Anomalia do ‘CréBito’ é alvo do Banco Central, mas fintechs podem se ferir - Fausto Ferraz de Arruda/Xsfeera

Fausto Ferraz de Arruda *

A possibilidade de correção do uso do “CréBito”, movimentação considerada como uma “anomalia” criada pelo mercado deve ser um dos principais efeitos das recentes mudanças anunciadas pelo Banco Central em relação à tarifa de intercâmbio (TIC) referente às transações com cartões.
Na busca por este objetivo, o órgão estabeleceu que a partir do dia 1º de abril de 2023 a TIC das operações com cartões de débito passará a ter 0,5% como limite máximo. Já nas compras realizadas com pré-pagos, o percentual máximo será de 0,7%. Essas e outras medidas foram oficializadas através da Resolução BCB nº 246 publicada no final de setembro.

A chamada operação de “CréBito” se caracteriza pela transação de pagamento feita com cartão pré-pago, mas com a utilização da “trilha” do crédito. Essa manobra permite driblar os limites outrora definidos pelo BCB sobre as taxas de intercâmbio e os prazos de liquidação para as transações a débito.

Para os estabelecimentos comerciais, a mudança anunciada pelo BC representa a possibilidade de “achatamento” da taxa de desconto (aquela aplicada pelas credenciadoras, que em grande parte, é composta pela taxa de intercâmbio) para esse tipo de transação, além da redução do prazo de recebimento (para D+2, em média), evitando que eles tenham que recorrer à antecipação de recebíveis (o que traz custos adicionais) para não prejudicar o seu fluxo de caixa.

Apesar desse benefício, existe uma preocupação com os efeitos desta medida na sobrevivência saudável de muitas fintechs, cujas ofertas de valor estão centradas em cartões pré-pagos (instrumento de pagamento mais democrático).

Isto porque essas startups têm justamente na taxa de intercâmbio (remuneração dos emissores sobre as transações de pagamento, que neste caso será limitada a 0,7%) a sua principal linha de receita.

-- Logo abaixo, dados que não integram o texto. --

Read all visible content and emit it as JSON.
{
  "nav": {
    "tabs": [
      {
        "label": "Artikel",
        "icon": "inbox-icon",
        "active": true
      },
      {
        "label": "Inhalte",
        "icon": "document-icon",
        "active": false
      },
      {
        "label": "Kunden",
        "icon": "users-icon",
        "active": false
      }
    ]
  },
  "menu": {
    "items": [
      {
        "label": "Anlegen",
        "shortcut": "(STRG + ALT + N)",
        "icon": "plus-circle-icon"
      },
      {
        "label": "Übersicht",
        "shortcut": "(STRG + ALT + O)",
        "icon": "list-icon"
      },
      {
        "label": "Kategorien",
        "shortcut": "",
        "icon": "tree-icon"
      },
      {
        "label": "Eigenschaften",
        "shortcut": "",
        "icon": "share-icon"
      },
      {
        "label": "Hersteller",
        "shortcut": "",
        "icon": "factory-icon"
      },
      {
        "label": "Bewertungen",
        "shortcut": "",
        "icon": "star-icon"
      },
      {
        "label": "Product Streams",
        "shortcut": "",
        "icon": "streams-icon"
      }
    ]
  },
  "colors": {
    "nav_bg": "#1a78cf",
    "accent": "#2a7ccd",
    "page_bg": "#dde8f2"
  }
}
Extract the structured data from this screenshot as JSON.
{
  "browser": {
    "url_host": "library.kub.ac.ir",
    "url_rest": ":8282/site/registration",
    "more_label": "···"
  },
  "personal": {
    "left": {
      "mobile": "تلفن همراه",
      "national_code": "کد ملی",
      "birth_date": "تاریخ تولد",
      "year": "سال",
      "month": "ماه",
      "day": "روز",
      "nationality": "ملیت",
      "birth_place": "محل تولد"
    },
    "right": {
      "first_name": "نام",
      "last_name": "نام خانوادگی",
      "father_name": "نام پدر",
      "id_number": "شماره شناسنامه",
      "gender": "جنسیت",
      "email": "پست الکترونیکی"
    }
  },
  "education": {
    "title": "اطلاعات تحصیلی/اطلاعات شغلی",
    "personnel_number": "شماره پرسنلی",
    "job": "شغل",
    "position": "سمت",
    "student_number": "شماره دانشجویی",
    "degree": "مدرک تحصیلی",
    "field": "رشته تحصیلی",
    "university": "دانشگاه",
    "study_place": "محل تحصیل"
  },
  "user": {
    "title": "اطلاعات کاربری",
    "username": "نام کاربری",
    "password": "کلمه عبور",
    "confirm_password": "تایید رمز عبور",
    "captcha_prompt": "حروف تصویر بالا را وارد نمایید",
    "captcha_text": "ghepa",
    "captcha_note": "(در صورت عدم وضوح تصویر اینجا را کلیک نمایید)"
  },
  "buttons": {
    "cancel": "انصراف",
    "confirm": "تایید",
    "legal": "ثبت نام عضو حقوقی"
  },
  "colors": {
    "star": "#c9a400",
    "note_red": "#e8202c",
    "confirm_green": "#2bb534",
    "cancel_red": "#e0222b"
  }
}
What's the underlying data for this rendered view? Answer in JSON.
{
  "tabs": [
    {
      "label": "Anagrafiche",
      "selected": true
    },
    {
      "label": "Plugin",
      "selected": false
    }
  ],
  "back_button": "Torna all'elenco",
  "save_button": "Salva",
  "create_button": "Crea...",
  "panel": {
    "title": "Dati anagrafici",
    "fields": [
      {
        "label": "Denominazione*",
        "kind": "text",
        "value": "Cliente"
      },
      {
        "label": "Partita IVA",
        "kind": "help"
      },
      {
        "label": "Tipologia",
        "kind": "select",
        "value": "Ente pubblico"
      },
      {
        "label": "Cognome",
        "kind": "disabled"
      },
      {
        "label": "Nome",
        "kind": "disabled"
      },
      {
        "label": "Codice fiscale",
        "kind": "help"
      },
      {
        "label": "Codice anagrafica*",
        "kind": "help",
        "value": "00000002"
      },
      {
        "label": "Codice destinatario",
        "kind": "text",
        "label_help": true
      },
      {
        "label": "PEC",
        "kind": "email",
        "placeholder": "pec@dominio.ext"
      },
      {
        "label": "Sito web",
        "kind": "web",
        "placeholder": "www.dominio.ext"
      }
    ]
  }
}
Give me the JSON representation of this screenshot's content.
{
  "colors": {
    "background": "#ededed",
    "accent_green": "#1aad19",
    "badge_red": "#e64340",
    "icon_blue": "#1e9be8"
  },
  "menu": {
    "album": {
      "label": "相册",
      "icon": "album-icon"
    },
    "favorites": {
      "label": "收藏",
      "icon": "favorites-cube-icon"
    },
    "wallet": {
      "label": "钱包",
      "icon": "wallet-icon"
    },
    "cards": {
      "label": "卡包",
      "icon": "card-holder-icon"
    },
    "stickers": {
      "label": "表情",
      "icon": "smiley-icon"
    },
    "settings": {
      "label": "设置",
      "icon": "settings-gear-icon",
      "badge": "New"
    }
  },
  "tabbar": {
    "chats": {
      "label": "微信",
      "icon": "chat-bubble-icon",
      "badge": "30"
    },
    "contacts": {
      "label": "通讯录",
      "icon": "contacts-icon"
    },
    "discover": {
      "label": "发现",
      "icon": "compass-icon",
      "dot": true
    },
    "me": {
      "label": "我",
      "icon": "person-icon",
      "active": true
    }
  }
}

Dessa, forma, em um primeiro momento, essa mudança de percentuais pode enfraquecer a concorrência que esses desafiantes vêm impondo aos grandes bancos nos últimos anos, dentro do contexto de um mercado ainda extremamente concentrado.

Para reduzirem os impactos negativos, essas fintechs precisarão acelerar a transformação de seus modelos de negócio para se adaptarem à iminente perda de receita.

Já para os consumidores, a possiblidade de redução de preços nos produtos e serviços com a potencial redução dos custos transacionais para pagamentos com cartões pré-pagos, deve ser praticamente irrelevante ou mesmo inexistente, uma vez que pagamentos desse tipo (apesar do crescimento interessante registrado nos últimos anos), ainda são consideravelmente menores que aqueles com cartões de crédito ou débito.

Essa nova normatização já era, de certa forma, esperada pelo mercado, uma vez que ela é fruto de uma consulta pública colocada pelo BCB há alguns meses.

O problema é que talvez o remédio possa fragilizar ou mesmo matar o paciente, se olharmos para as fintechs.
E mesmo que a medida favoreça, ainda que sutilmente, os estabelecimentos comerciais, por outro lado, o consumidor talvez nem sinta qualquer influência nos preços.

O que se pode esperar é muito movimento nesse mercado e, inegavelmente, o fortalecimento ainda maior de outro meio de pagamento, o Pix, esse sim transformador.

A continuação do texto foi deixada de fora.